Column on Jena Six case might have sparked theft of Central Mo. paper

MISSOURI — A column about the Jena Six case in Louisiana might have led to the theft of thousands of issues of the University of Central Missouri’s The Muleskinner, the newspaper’s managing editor said Tuesday.

About 4,000 copies of last week’s edition were stolen, worth about $1,000 in advertising and $775 in printing costs, said Charles Fair, the paper’s faculty adviser.

“It was a substantial loss for us,” Fair said. “I noticed it in our building as I was going to class. I noticed all the papers were gone. I checked out a couple of other sites and noticed that they were gone too.”

Fair said he sent The Muleskinner‘s staff out to investigate. They soon came back with several witnesses who said they saw what looked like students loading the newspapers into vans.

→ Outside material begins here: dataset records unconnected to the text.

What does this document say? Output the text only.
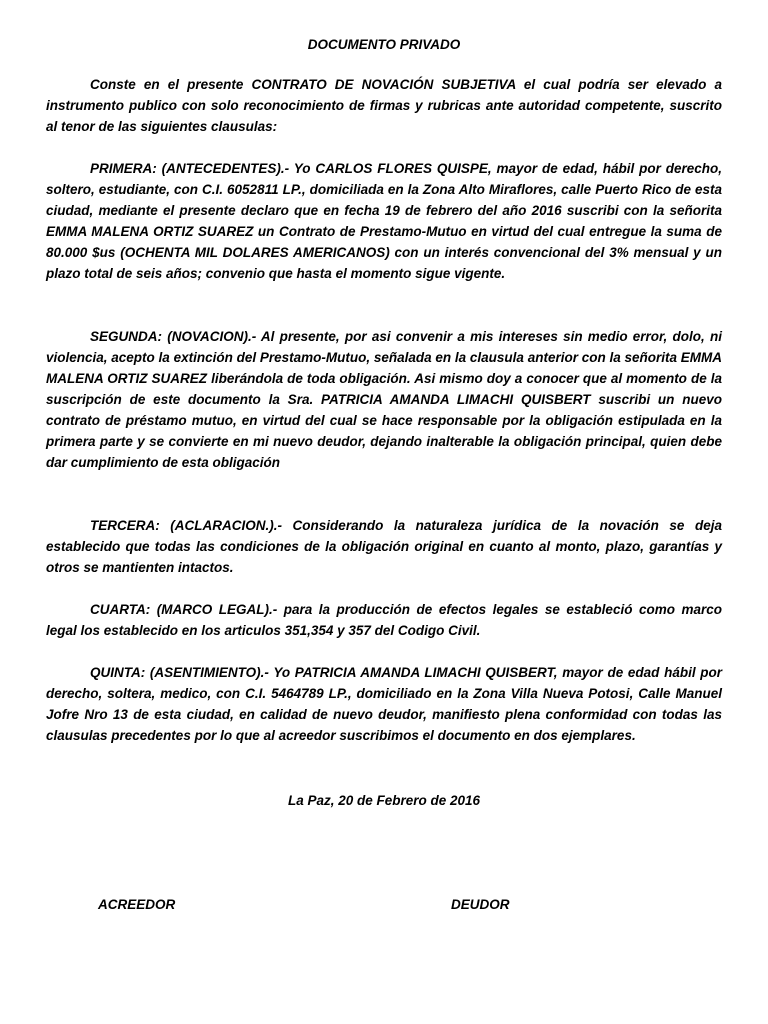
DOCUMENTO PRIVADO

Conste en el presente CONTRATO DE NOVACIÓN SUBJETIVA el cual podría ser elevado a instrumento publico con solo reconocimiento de firmas y rubricas ante autoridad competente, suscrito al tenor de las siguientes clausulas:

PRIMERA: (ANTECEDENTES).- Yo CARLOS FLORES QUISPE, mayor de edad, hábil por derecho, soltero, estudiante, con C.I. 6052811 LP., domiciliada en la Zona Alto Miraflores, calle Puerto Rico de esta ciudad, mediante el presente declaro que en fecha 19 de febrero del año 2016 suscribi con la señorita EMMA MALENA ORTIZ SUAREZ un Contrato de Prestamo-Mutuo en virtud del cual entregue la suma de 80.000 $us (OCHENTA MIL DOLARES AMERICANOS) con un interés convencional del 3% mensual y un plazo total de seis años; convenio que hasta el momento sigue vigente.

SEGUNDA: (NOVACION).- Al presente, por asi convenir a mis intereses sin medio error, dolo, ni violencia, acepto la extinción del Prestamo-Mutuo, señalada en la clausula anterior con la señorita EMMA MALENA ORTIZ SUAREZ liberándola de toda obligación. Asi mismo doy a conocer que al momento de la suscripción de este documento la Sra. PATRICIA AMANDA LIMACHI QUISBERT suscribi un nuevo contrato de préstamo mutuo, en virtud del cual se hace responsable por la obligación estipulada en la primera parte y se convierte en mi nuevo deudor, dejando inalterable la obligación principal, quien debe dar cumplimiento de esta obligación

TERCERA: (ACLARACION.).- Considerando la naturaleza jurídica de la novación se deja establecido que todas las condiciones de la obligación original en cuanto al monto, plazo, garantías y otros se mantienten intactos.

CUARTA: (MARCO LEGAL).- para la producción de efectos legales se estableció como marco legal los establecido en los articulos 351,354 y 357 del Codigo Civil.

QUINTA: (ASENTIMIENTO).- Yo PATRICIA AMANDA LIMACHI QUISBERT, mayor de edad hábil por derecho, soltera, medico, con C.I. 5464789 LP., domiciliado en la Zona Villa Nueva Potosi, Calle Manuel Jofre Nro 13 de esta ciudad, en calidad de nuevo deudor, manifiesto plena conformidad con todas las clausulas precedentes por lo que al acreedor suscribimos el documento en dos ejemplares.

La Paz, 20 de Febrero de 2016

ACREEDOR	DEUDOR
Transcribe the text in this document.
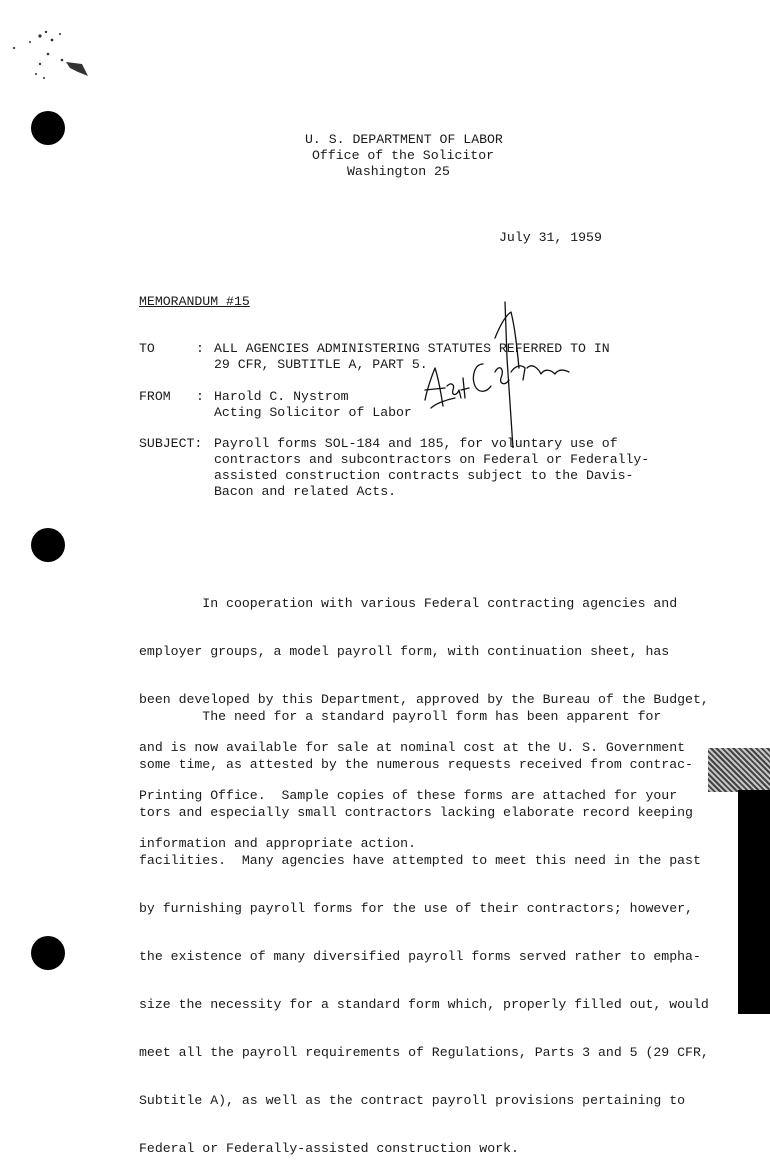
U. S. DEPARTMENT OF LABOR
Office of the Solicitor
Washington 25
July 31, 1959
MEMORANDUM #15
TO	: ALL AGENCIES ADMINISTERING STATUTES REFERRED TO IN
29 CFR, SUBTITLE A, PART 5.
FROM : Harold C. Nystrom
Acting Solicitor of Labor
SUBJECT: Payroll forms SOL-184 and 185, for voluntary use of
contractors and subcontractors on Federal or Federally-
assisted construction contracts subject to the Davis-
Bacon and related Acts.

In cooperation with various Federal contracting agencies and

employer groups, a model payroll form, with continuation sheet, has

been developed by this Department, approved by the Bureau of the Budget,

and is now available for sale at nominal cost at the U. S. Government

Printing Office.  Sample copies of these forms are attached for your

information and appropriate action.

The need for a standard payroll form has been apparent for

some time, as attested by the numerous requests received from contrac-

tors and especially small contractors lacking elaborate record keeping

facilities.  Many agencies have attempted to meet this need in the past

by furnishing payroll forms for the use of their contractors; however,

the existence of many diversified payroll forms served rather to empha-

size the necessity for a standard form which, properly filled out, would

meet all the payroll requirements of Regulations, Parts 3 and 5 (29 CFR,

Subtitle A), as well as the contract payroll provisions pertaining to

Federal or Federally-assisted construction work.
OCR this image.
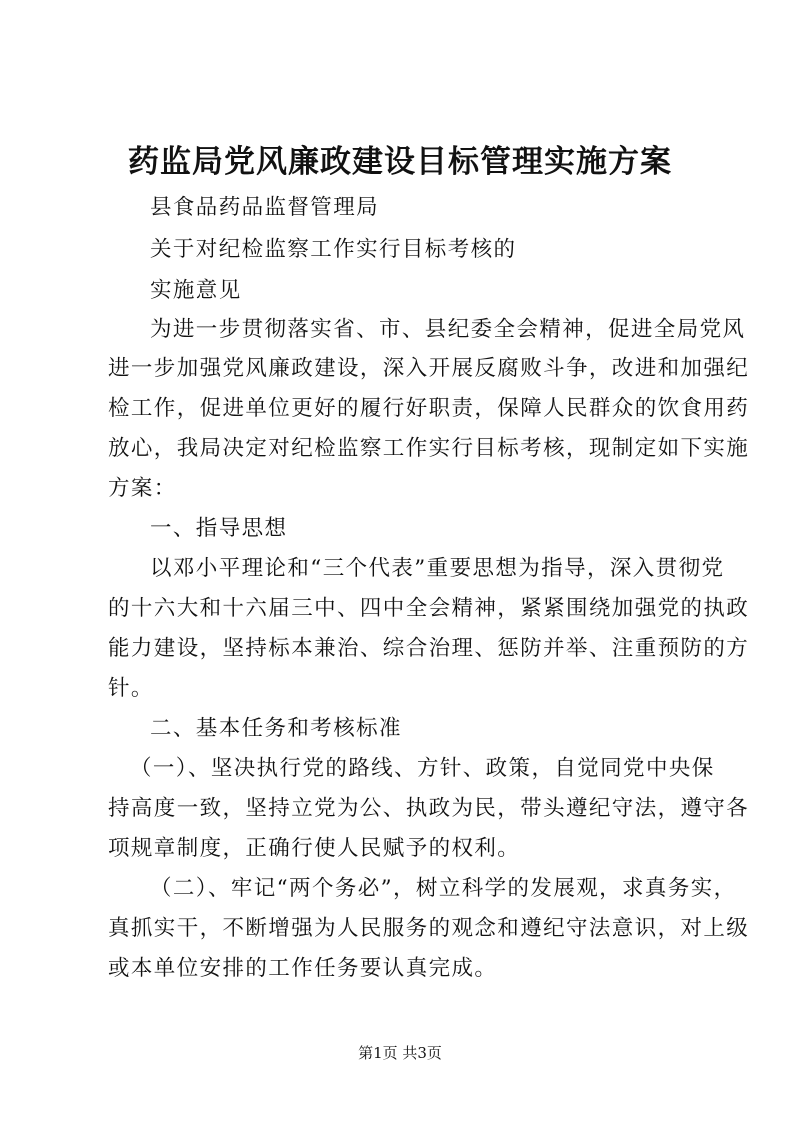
药监局党风廉政建设目标管理实施方案
县食品药品监督管理局
关于对纪检监察工作实行目标考核的
实施意见
为进一步贯彻落实省、市、县纪委全会精神，促进全局党风
进一步加强党风廉政建设，深入开展反腐败斗争，改进和加强纪
检工作，促进单位更好的履行好职责，保障人民群众的饮食用药
放心，我局决定对纪检监察工作实行目标考核，现制定如下实施
方案：
一、指导思想
以邓小平理论和“三个代表”重要思想为指导，深入贯彻党
的十六大和十六届三中、四中全会精神，紧紧围绕加强党的执政
能力建设，坚持标本兼治、综合治理、惩防并举、注重预防的方
针。
二、基本任务和考核标准
（一）、坚决执行党的路线、方针、政策，自觉同党中央保
持高度一致，坚持立党为公、执政为民，带头遵纪守法，遵守各
项规章制度，正确行使人民赋予的权利。
（二）、牢记“两个务必”，树立科学的发展观，求真务实，
真抓实干，不断增强为人民服务的观念和遵纪守法意识，对上级
或本单位安排的工作任务要认真完成。
第1页 共3页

Katherine Jones, The Muleskinner‘s managing editor, said shortly after the Jena Six column ran she received an angry phone call from a reader.

“She said that the article was, in her words, “causing extreme racial tension’ on campus and that she had witnessed a van driving around picking up Muleskinners,“ Jones said.

Jones said they had about 700 issues after the theft, which they passed out to students.

Matt Vessar, the campus police detective in charge of the investigation, said the theft occurred between 10 p.m. Sept. 20 and 1 p.m. Sept. 21. Vessar said he could not comment about whether police have any suspects because the investigation is ongoing.

If police do find who stole the papers, Jones said newspaper staffers do not know if they would press charges.

“I think that it will definitely be something we look into in the event that we can find out who did it,” Jones said. “It’s all speculation at this point.”

The column said the six black defendants in Jena, four of whom are currently charged with aggravated battery in the beating of a white student, “should not be seen as heroes or even worse martyrs. They are still misguided individuals who physically harmed another human being.”

Of the other two students, one had his conviction overturned because a court concluded he should have been tried as a juvenile; the other’s status has not been released because he is 14.

Chris Bennett, who wrote the Muleskinner column, said in his piece that the previous charges of attempted murder against the six students were “egregious,” but many of those who support freeing them “claim to “support’ these teens” but “do not want to see justice.”

Fair said most of the complaints he has received about the article revolved around the idea that the writer did not give a complete description of the controversy in Jena.

Fair said he thinks the theft was an organized attempt to stop people from reading the article.

“It’s not an appropriate way of indicating displeasure and unhappiness, to steal them all,” Fair said.